I further should be able to offer answers that are compiled by combining the answers from sub-questions that I don’t necessarily know how to answer. I might offer to answer the question “Which has a lower interest rate between a 10 year or 30 year loan?” by myself asking the two questions “What is the interest rate for a 10 year loan?” and “What is the interest rate for a 30 year loan?”and then answering based on the answers I got. This would only be worth doing if the value of the question I was answering was more than the cost of the sub-questions (plus hopefully a little extra for me to keep for my effort of putting them together).
How would this work on Alpha?
This market approach could be practically implemented on Alpha by adding a few features.
First you need to be able to time-value questions. This could be as simple as adding a button on the Alpha results page that basically says “This is not the answer I was looking for, but I would be willing to pay”…
This immediately gives Wolfram a metric to prioritize on. They could also add a “Most Wanted Questions” gallery to the site so users could see and vote for the most popular and valuable open questions.
Next they could create a way to supply external answers to open questions. This could start as simply a “I know the answer!” button added to the open questions gallery. Users could click on the button and enter an answer.
So far this is a lot like uClue, but different. On uClue, once a question is answered- it is over. There is no incentive to answer questions that might have a low value but are very popular so lots of people want the answer. Also, there is no way to systematically answer questions- you have to wait for a specific question to be asked and then answer it.
With Alpha there is the possibility to answer a whole class of questions rather than just a single instance of a single question. This would require way to to submit “Answer Filters” into the Alpha system. The “Answer Filters” would likely come in the form of Mathamatica programs (Alpha uses Mathamatica internally) and would take the form of “I can answer questions that that a certain form, and I am willing to do so for these prices.”. Note that a Mathamatica program has full access to the internet, so an answer filter could potentially connect to an external web service to get any external data needed and not be constrained to the (amazingly rich) resources available in Mathamatica or Alpha. Wolfram almost certainly already has a of doing this internally, so it would be a matter of opening it up and adding some functionality.

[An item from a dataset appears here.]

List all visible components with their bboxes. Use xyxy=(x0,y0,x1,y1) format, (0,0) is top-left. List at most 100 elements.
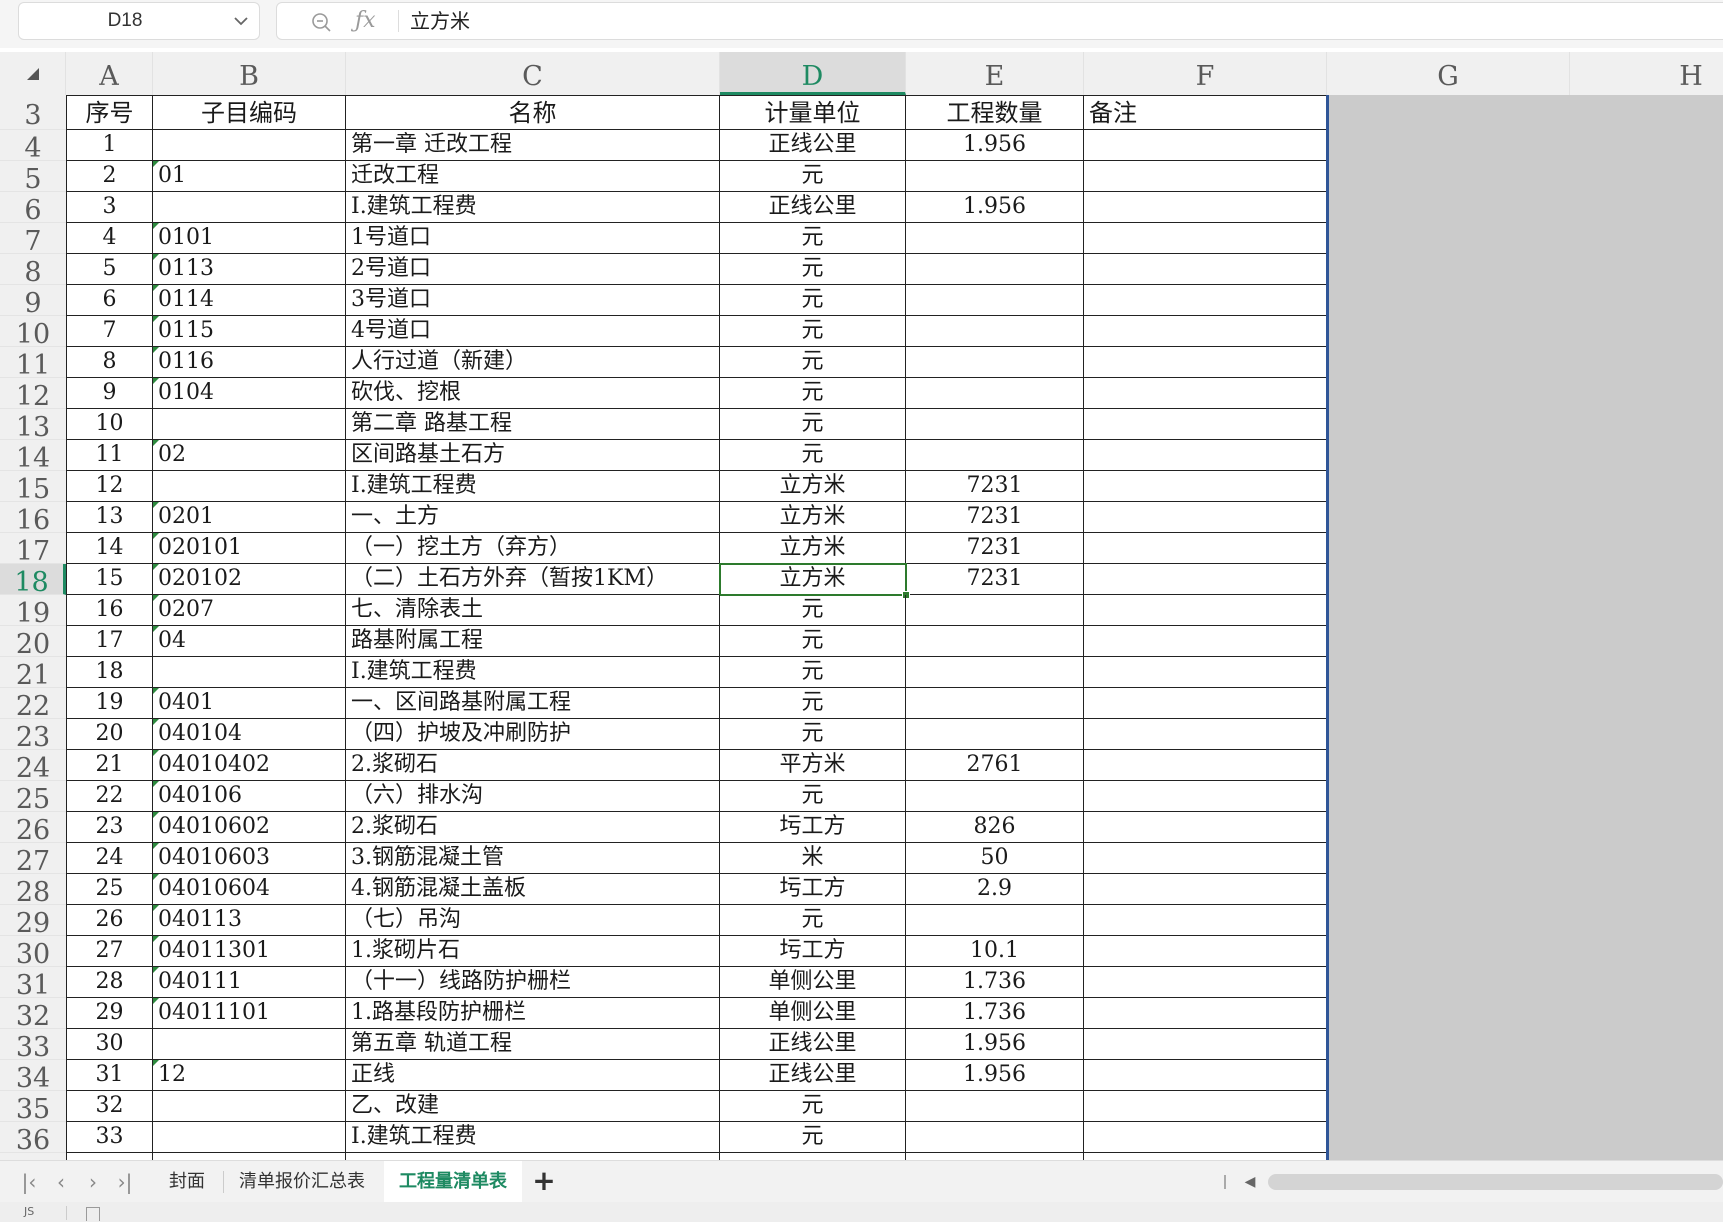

Now every time Alpha gets a question, it can offer it to any and all of the Answer Filters in the system that claim to be able to solve it. Since people only pay for answers that they deem to be correct, the system can sort the matching Answer Filters with the cheapest and most likely to be right answer is listed first. This very similar to the way Google sorts AdWords ads – the top ad is not the one with the highest bid nor it is the one most likely to be clicked, but instead an optimization of both of those factors.

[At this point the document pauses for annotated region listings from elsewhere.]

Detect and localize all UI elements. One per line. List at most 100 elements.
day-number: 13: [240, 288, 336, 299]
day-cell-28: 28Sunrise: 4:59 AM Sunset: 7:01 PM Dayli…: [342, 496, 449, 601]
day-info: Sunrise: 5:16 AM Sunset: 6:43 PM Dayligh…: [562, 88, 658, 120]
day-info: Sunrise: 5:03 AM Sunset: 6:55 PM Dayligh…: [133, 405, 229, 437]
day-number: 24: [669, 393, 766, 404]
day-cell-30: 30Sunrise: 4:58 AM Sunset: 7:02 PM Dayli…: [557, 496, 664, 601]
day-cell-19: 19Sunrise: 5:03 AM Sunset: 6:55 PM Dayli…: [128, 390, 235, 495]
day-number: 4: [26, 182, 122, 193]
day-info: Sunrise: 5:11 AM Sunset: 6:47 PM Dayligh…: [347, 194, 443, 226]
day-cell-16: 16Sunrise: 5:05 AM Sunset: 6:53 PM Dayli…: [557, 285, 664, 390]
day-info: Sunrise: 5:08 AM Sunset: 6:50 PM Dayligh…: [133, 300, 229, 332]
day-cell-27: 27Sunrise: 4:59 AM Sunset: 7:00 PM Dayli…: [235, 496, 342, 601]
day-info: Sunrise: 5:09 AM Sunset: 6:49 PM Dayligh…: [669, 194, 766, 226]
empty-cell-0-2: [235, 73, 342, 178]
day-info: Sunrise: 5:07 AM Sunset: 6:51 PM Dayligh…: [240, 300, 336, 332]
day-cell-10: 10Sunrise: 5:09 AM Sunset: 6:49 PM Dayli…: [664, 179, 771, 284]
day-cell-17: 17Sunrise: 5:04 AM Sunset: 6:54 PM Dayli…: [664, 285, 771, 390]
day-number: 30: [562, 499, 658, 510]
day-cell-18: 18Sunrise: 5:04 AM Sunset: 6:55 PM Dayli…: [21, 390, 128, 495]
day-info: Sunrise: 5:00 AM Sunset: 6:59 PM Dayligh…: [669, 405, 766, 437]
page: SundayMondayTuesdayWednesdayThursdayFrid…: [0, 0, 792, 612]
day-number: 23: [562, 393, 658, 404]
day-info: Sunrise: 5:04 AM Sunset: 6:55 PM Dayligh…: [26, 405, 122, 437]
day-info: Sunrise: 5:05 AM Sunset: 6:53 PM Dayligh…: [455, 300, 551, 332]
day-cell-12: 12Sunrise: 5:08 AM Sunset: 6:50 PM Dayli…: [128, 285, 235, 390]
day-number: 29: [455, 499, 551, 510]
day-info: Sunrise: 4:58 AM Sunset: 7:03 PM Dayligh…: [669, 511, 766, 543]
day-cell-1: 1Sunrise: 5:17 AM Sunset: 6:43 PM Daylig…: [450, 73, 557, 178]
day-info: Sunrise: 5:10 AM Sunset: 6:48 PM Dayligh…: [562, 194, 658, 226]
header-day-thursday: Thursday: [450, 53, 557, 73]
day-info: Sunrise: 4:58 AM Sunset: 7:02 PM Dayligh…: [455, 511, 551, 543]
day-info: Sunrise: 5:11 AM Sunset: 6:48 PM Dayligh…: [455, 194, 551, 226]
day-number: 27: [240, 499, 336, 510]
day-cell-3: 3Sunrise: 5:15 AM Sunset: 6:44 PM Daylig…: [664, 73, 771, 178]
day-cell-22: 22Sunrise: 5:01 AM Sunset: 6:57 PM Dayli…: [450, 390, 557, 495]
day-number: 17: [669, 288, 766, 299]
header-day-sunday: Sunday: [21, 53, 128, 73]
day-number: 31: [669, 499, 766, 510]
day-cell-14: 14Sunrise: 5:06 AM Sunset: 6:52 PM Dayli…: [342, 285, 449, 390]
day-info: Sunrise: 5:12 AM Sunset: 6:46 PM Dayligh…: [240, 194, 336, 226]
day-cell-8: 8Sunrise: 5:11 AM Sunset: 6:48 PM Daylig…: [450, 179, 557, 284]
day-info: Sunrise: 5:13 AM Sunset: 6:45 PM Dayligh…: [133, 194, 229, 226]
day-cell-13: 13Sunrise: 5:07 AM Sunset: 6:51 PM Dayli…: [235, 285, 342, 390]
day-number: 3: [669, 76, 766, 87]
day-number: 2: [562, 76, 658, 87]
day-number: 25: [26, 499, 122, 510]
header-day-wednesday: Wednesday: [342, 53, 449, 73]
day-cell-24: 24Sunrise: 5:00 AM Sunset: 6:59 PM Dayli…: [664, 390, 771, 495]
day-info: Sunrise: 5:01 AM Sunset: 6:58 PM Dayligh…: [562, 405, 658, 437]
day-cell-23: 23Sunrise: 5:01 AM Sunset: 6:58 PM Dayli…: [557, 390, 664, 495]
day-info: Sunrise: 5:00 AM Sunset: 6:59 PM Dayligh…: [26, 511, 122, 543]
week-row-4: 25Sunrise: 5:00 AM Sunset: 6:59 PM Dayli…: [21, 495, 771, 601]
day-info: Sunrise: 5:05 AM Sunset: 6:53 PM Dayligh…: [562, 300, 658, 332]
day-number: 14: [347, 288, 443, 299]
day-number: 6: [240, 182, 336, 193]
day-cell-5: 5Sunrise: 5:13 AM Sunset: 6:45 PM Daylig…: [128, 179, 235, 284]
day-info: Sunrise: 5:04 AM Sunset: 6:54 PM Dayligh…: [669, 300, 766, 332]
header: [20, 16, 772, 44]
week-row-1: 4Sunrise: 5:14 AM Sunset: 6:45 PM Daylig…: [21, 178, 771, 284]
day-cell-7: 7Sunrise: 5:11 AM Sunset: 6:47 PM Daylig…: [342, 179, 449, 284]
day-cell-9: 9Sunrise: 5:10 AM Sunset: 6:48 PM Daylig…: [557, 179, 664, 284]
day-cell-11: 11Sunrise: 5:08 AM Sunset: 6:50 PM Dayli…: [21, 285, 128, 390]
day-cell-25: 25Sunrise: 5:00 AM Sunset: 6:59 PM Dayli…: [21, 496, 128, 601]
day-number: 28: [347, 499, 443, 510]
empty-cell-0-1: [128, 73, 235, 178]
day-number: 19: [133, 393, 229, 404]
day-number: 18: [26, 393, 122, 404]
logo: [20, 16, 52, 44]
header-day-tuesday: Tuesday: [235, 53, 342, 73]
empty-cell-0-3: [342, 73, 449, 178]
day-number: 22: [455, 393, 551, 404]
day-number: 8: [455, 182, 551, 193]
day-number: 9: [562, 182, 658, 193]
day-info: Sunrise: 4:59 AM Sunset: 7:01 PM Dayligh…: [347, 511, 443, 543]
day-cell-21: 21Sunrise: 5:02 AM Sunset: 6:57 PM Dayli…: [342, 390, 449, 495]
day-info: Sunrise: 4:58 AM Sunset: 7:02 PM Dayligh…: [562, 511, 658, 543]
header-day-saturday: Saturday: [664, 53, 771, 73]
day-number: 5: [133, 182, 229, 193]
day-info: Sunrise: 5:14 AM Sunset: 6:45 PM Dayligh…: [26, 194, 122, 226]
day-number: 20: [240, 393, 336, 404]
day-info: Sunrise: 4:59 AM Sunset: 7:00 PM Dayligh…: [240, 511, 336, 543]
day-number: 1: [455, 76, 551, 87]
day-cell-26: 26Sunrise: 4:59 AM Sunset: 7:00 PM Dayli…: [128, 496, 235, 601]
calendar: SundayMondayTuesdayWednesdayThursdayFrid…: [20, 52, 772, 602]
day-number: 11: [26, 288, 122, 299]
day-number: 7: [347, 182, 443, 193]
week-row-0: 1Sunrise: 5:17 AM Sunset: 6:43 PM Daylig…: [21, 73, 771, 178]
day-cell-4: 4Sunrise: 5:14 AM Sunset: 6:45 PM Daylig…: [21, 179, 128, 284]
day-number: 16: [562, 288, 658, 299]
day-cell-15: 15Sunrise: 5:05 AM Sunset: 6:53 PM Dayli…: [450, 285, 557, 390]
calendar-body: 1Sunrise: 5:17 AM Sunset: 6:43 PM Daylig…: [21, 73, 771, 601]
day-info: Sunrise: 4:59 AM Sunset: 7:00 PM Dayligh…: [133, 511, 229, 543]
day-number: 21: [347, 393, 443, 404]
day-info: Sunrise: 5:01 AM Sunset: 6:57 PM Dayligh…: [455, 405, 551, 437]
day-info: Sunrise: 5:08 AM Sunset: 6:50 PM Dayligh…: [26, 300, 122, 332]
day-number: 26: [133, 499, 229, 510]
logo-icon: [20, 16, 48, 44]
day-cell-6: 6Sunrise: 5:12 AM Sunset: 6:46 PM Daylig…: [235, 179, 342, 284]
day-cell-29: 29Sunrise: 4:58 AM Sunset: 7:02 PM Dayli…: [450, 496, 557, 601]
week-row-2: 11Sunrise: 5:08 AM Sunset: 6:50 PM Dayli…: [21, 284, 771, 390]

As more people offered to pay for answers, more people would create “Answer filters” able to provide them- especially for valuable and popular questions. As more Answer Filters are added to the system, the Alpha system would become more and more capable and attract more users. Growth is no longer limited by Wolfram’s resources – the growing userbase is now helping guide Alpha to learn exponentially more and more in exactly the places where it will be most useful.
There is friction with trying to actually get money from people asking questions, especially for questions with relatively low prices but that are still valuable because they get asked very often. In these cases, advertizing revenue might be a way to compensate the answer filter creators. Alternately, Wolfram Corp. could just pay “answer bounties” themselves out of a pot, similarly to the way Amazon makes free books available with their Kindle Selects program. This strategy is based on the idea that the long-term value of having a vibrant system with lots of answer filters is worth shelling out some cash now.